The house I grew up in sat on the side of a hill that could only be reached on foot and had a rambling half an acre perched by its side. It also had a footpath running through the gate, right past the front door and away up the garden. In the 15 years I was there, nobody used it even once.
For my single mum working full-time with three young children, it was a relief that strangers weren’t in the garden. But as a two-hour-a-day walker, there isn’t a footpath in the county she hasn’t enjoyed – typical of our mixed relationship with these ancient trackways.
Over the last few years as I’ve been looking for land to buy, this sentiment has been explicit: “There is a footpath running through it I’m afraid, but you can probably get it moved.”
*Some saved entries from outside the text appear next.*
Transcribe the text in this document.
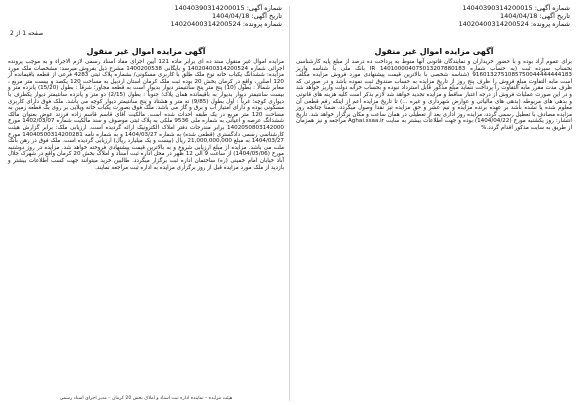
شماره آگهی: 14040390314200015
تاریخ آگهی: 1404/04/18
شماره پرونده: 14020400314200524
آگهی مزایده اموال غیر منقول
برای عموم آراد بوده و با حضور خریداران و نمایندگان قانونی آنها منوط به پرداخت ده درصد از مبلغ پایه کارشناسی بحساب سپرده ثبت (به حساب شماره IR 140100004075013207880183 بانک ملی با شناسه واریز 9160132751085750044444444183 (شناسه شخصی با بالاترین قیمت پیشنهادی مورد فروش مزایده مکلف است مابه التفاوت مبلغ فروش را ظرف پنج روز از تاریخ مزایده به حساب صندوق ثبت نموده باشد و در صورتی که ظرف مدت مقرر مابه التفاوت را پرداخت ننماید مبلغ مذکور قابل استرداد نبوده و بحساب خزانه دولت واریز خواهد شد و در این صورت عملیات فروش از درجه اعتبار ساقط و مزایده تجدید خواهد شد لازم بذکر است کلیه هزینه های قانونی و بدهی های مربوطه (بدهی های مالیاتی و عوارض شهرداری و غیره ...) تا تاریخ مزایده اعم از اینکه رقم قطعی آن معلوم شده یا نشده باشد بر عهده برنده مزایده و نیم عشر و حق مزایده نیز نقدا وصول میگردد. ضمنا چنانچه روز مزایده مصادف با تعطیل رسمی گردد، مزایده روز اداری بعد از تعطیلی در همان ساعت و مکان برگزار خواهد شد. تاریخ انتشار: روز یکشنبه مورخ (1404/04/22) بوده و جهت اطلاعات بیشتر به سایت Aghai.ssaa.ir مراجعه و نیز همزمان از طریق به سایت مذکور اقدام گردد.%
شماره آگهی: 14040390314200015
تاریخ آگهی: 1404/04/18
شماره پرونده: 14020400314200524
صفحه 1 از 2
آگهی مزایده اموال غیر منقول
مزایده اموال غیر منقول سند ده ای برابر ماده 121 آیین اجرای مفاد اسناد رسمی لازم الاجراء و به موجب پرونده اجرائی شماره 14020400314200524 و بایگانی 1400200538 مشرح ذیل بفروش میرسد: مشخصات ملک مورد مزایده: ششدانگ یکباب خانه نوع ملک طلق با کاربری مسکونی/ بشماره پلاک ثبتی 4283 فرعی از قطعه باقیمانده از 120 اصلی ، واقع در کرمان بخش 20 بوده ثبت ملک کرمان استان اردبیل به مساحت 120 یکصد و بیست متر مربع ، معابر شمالاً : بطول (10) پنج متر پنج سانتیمتر دیوار بدیوار است به قطعه مجاور؛ شرقاً : بطول (15/20) پانزده متر و بیست سانتیمتر دیوار بدیوار به باقیمانده همان پلاک؛ جنوباً : بطول (2/15) دو متر و پانزده سانتیمتر دیوار یکطرف با دیواری کوچه؛ غرباً : اول بطول (9/85) نه متر و هشتاد و پنج سانتیمتر دیوار کوچه می باشد. ملک فوق دارای کاربری مسکونی بوده و دارای امتیاز آب و برق و گاز می باشد. ملک فوق بصورت یکباب خانه ویلایی بر روی یک قطعه زمین به مساحت 120 متر مربع در یک طبقه احداث شده است. مالکیت آقای قاسم قاسم زاده فرزند عوض بعنوان مالک ششدانگ عرصه و اعیانی به شماره ملی 9536 ملکی به پلاک ثبتی موصوف و سند مالکیت شماره 1402/03/07 مورخ 1402050803142000 برابر مندرجات دفتر املاک الکترونیک ارائه گردیده است. ارزیابی ملک: برابر گزارش هیئت کارشناسی رسمی دادگستری (قطعی شده) به شماره 1404/03/27 و به شماره نامه 14040500314200281 مورخ 1404/03/27 به مبلغ 21,000,000,000 ریال (بیست و یک میلیارد ریال) ارزیابی گردیده است. ملک فوق در رهن بانک ملت می باشد. مزایده از مبلغ ارزیابی شروع و به بالاترین قیمت پیشنهادی فروخته خواهد شد. مزایده در روز دوشنبه مورخ (1404/05/06) از ساعت 9 الی 12 ظهر در محل اداره ثبت اسناد و املاک بخش 20 کرمان واقع در شهرک جلال آباد خیابان امام خمینی (ره) ساختمان اداره ثبت برگزار میگردد. طالبین خرید میتوانند جهت کسب اطلاعات بیشتر و بازدید از ملک مورد مزایده قبل از روز برگزاری مزایده به اداره ثبت مراجعه نمایند.
هیئت مزایده – نماینده اداره ثبت اسناد و املاک بخش 20 کرمان – مدیر اجرای اسناد رسمی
As it goes, I’m not the footpathmoving kind. I find it a little bemusing that some folks I know, working class just a generation or so before, have now made enough money to pay someone to divert irritating ancient paths in case ordinary people get a distant glimpse of their ravishing house. But these are the very footsteps of our ancestors. They can’t tell their stories. Of a Bronze Age man taking his crafted axe to sell at the nearest settlement. Of an Iron Age man strolling to the next village to see the girl he fell in love with. Or of 10th-century people walking the natural contours of the landscape on lifelong pilgrimages to worship. We will never know their meaning, only that they mattered in our history, in bringing us to this very day, to this very moment as the light flares through the leaves and on to our faces.
Ancient as they are, it’s only within living memory that they’ve been given to us as rights of way enshrined in law. In the 1700s, various enclosures acts packaged up millions of acres of common land used for grazing and crops, and moved it to privately owned estates. It wasn’t until 1884 that there were parliamentary calls for the right to roam, all of which were unsuccessful until the early 1930s and the Kinder ramblers’ famous mass trespass on the Peak District moors preserved for private grouse shooting.
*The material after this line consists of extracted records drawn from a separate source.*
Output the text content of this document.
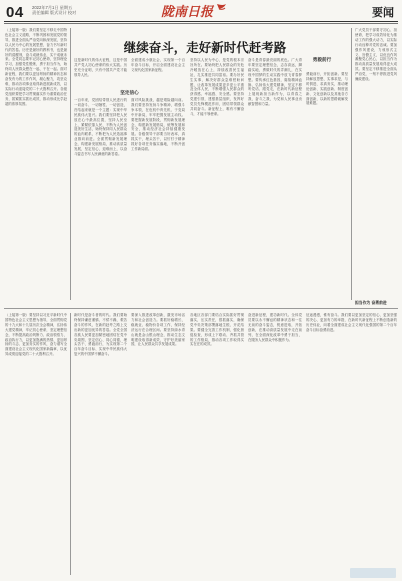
04 2022年7月1日 星期五
责任编辑 版式设计 校对	陇南日报	要闻
（上接第一版）我们要坚定不移走中国特色社会主义道路，不断巩固和发展党的领导，推进全面从严治党向纵深发展，坚持以人民为中心的发展思想，奋力书写新时代的答卷。历史是最好的教科书，也是最好的清醒剂，奋斗成就伟业，实干成就未来。全党同志要牢记初心使命，坚持理论学习，加强党性锻炼，勇于担当作为，始终同人民群众想在一起、干在一起。面对新征程，我们要以更加昂扬的精神状态和奋发有为的工作作风，凝心聚力，攻坚克难，推动各项事业取得新进展新成效，以实际行动迎接党的二十大胜利召开。各级党组织要把学习贯彻落实作为重要政治任务，抓紧抓实抓出成效，推动形成比学赶超的浓厚氛围。
继续奋斗，走好新时代赶考路
这是新时代的伟大征程，这是中国共产党人初心使命的伟大实践。历史充分证明，只有中国共产党才能领导人民。
全面建成小康社会，实现第一个百年奋斗目标，开启全面建设社会主义现代化国家新征程。
坚定信心
一百年来，党团结带领人民进行的一切奋斗、一切牺牲、一切创造，归结起来就是一个主题：实现中华民族伟大复兴。我们要坚持把人民放在心中最高位置，坚持人民至上，紧紧依靠人民，不断为人民创造美好生活，始终保持同人民群众的血肉联系，不断把为人民造福事业推向前进。全面贯彻新发展理念，构建新发展格局，推动高质量发展，坚定信心，迎难而上，以奋斗姿态书写人民满意的新答卷。
面对风险挑战，越是艰险越向前。我们要坚持发扬斗争精神，增强斗争本领，在危机中育先机、于变局中开新局，牢牢把握发展主动权。要把握新发展阶段，贯彻新发展理念，构建新发展格局，统筹发展和安全，推动经济社会持续健康发展。各级领导干部要当好表率，真抓实干，埋头苦干，以钉钉子精神抓好各项任务落实落地，不断开创工作新局面。
坚持以人民为中心，是党的根本宗旨所在。要始终把人民群众的安危冷暖放在心上，持续改善民生福祉，扎实推进共同富裕。要办好民生实事，解决好群众急难愁盼问题，让改革发展成果更多更公平惠及全体人民，不断增强人民群众的获得感、幸福感、安全感。要坚持党建引领，建强基层组织，发挥好党员先锋模范作用，团结带领群众共同奋斗。新征程上，唯有不懈奋斗，才能不辱使命。
奋斗是青春最亮丽的底色。广大青年要坚定理想信念，志存高远，脚踏实地，勇做时代的弄潮儿，在实现中国梦的生动实践中放飞青春梦想。要传承红色基因，赓续精神血脉，弘扬伟大建党精神，坚定不移听党话、跟党走，在新时代新征程上展现新担当新作为，以青春之我，奋斗之我，为党和人民事业贡献智慧和力量。
勇毅前行
勇毅前行，开拓创新。要坚持解放思想、实事求是，与时俱进、求真务实，推动理论创新、实践创新、制度创新、文化创新以及其他各方面创新，以新的思路破解发展难题。
广大党员干部要守初心、担使命，把学习成效转化为推动工作的强大动力，以实际行动诠释对党的忠诚。要加强作风建设，力戒形式主义、官僚主义，以优良作风凝聚党心民心，以担当作为推动高质量发展取得更大成效。要坚定不移推进全面从严治党，一刻不停推进党风廉政建设。
担当作为 奋勇前进
（上接第一版）要坚持以习近平新时代中国特色社会主义思想为指导，全面贯彻党的十九大和十九届历次全会精神，弘扬伟大建党精神，牢记初心使命，坚定理想信念，不断提高政治判断力、政治领悟力、政治执行力，以更加饱满的热情、更加昂扬的斗志、更加务实的作风，奋力谱写全面建设社会主义现代化国家新篇章，以优异成绩迎接党的二十大胜利召开。
新时代是奋斗者的时代。我们要始终保持谦虚谨慎、不骄不躁、艰苦奋斗的作风，在新的赶考之路上交出新的更加优异的答卷。全党全国各族人民要更加紧密地团结在党中央周围，坚定信心、同心同德，埋头苦干、勇毅前行，为实现第二个百年奋斗目标、实现中华民族伟大复兴的中国梦不懈奋斗。
要深入推进改革创新，激发市场活力和社会创造力。要抓好稳增长、稳就业、稳物价各项工作，保持经济运行在合理区间。要坚持绿水青山就是金山银山理念，推动生态文明建设取得新成效，守护好美丽家园，让人民群众共享发展成果。
各地区各部门要结合实际抓好贯彻落实，压实责任，狠抓落实，确保党中央决策部署落地生根、开花结果。要健全完善工作机制，强化督促检查，形成上下联动、齐抓共管的工作格局，推动各项工作取得实实在在的成效。
奋进新征程，建功新时代。全体党员要以永不懈怠的精神状态和一往无前的奋斗姿态，锐意进取，开拓创新，在推动高质量发展中走在前列，在全面深化改革中勇于担当，在服务人民群众中积极作为。
征途漫漫，惟有奋斗。我们要以更加坚定的信心、更加坚强的决心、更加有力的举措，在新时代新征程上不断创造新的历史伟业，向着全面建成社会主义现代化强国的第二个百年奋斗目标奋勇前进。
Their protest led to the establishment of long-distance footpaths, such as the Pennine Way, and the creation of the Countryside Code. It also ultimately led to the law that created Britain’s national parks and called for the drawing up of ‘definitive maps’, where parishes were required to record the footpaths within their borders. But as each parish perceived its paths differently, many stopped inexplicably on the maps. Even with growing popularity for the cause, significant parts of the countryside remained completely out of bounds for working people.
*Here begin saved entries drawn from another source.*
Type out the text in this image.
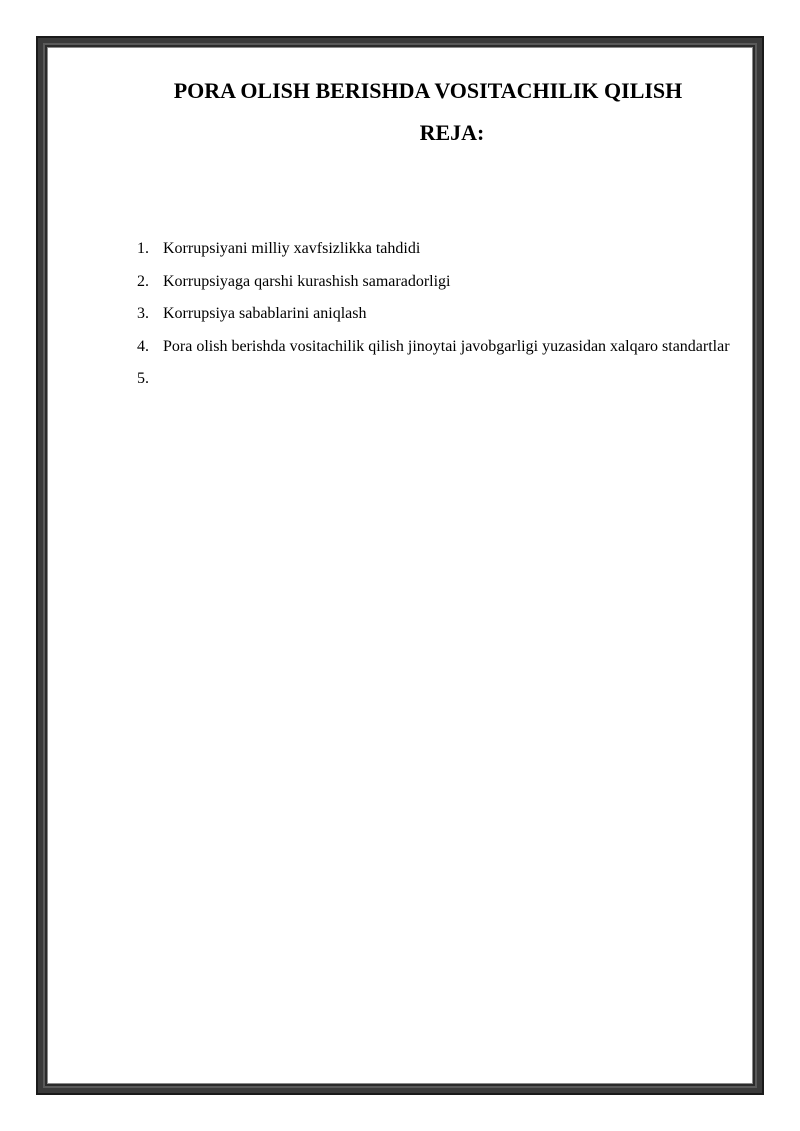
PORA OLISH BERISHDA VOSITACHILIK QILISH
REJA:
1. Korrupsiyani milliy xavfsizlikka tahdidi
2. Korrupsiyaga qarshi kurashish samaradorligi
3. Korrupsiya sabablarini aniqlash
4. Pora olish berishda vositachilik qilish jinoytai javobgarligi yuzasidan xalqaro standartlar
5.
It wasn’t until 1997 and the Countryside Rights of Way Act (2000) that the right to roam formally made its way onto the statute book – 1997! The act opened up three million acres and 140,000 miles of paths. It also set the goal of recording every public path by January 2026, which, with 10,000 miles thought to have fallen off maps, is rather a punchy deadline. Public money has been spent and lost on the project, so now the task falls to local walkers and riders. The Ramblers’ Don’t Lose Your Way campaign offers guidance for finding lost rights of way in your area.
Most of us have been on footpaths and come across places that all of a sudden have a private feel to them. But who can blame a landowner for not going out of their way (or their pocket) to create a more accessible look? Some say these routes have been lost because they were no longer relevant or in demand. Most agree that the 2026 deadline isn’t helpful, preferring an approach where footpaths emerge as the evidence and demand arises.
The writer James Baldwin said: “Our crown has already been bought and paid for, all you have to do is put it on.” As our ancestors made those paths with their feet and their needs, as our relatives took punches and prison to walk those private lands and make them ours for the day, and as we ask ourselves what land is really for, know this: if you want it, all you have to do is walk it.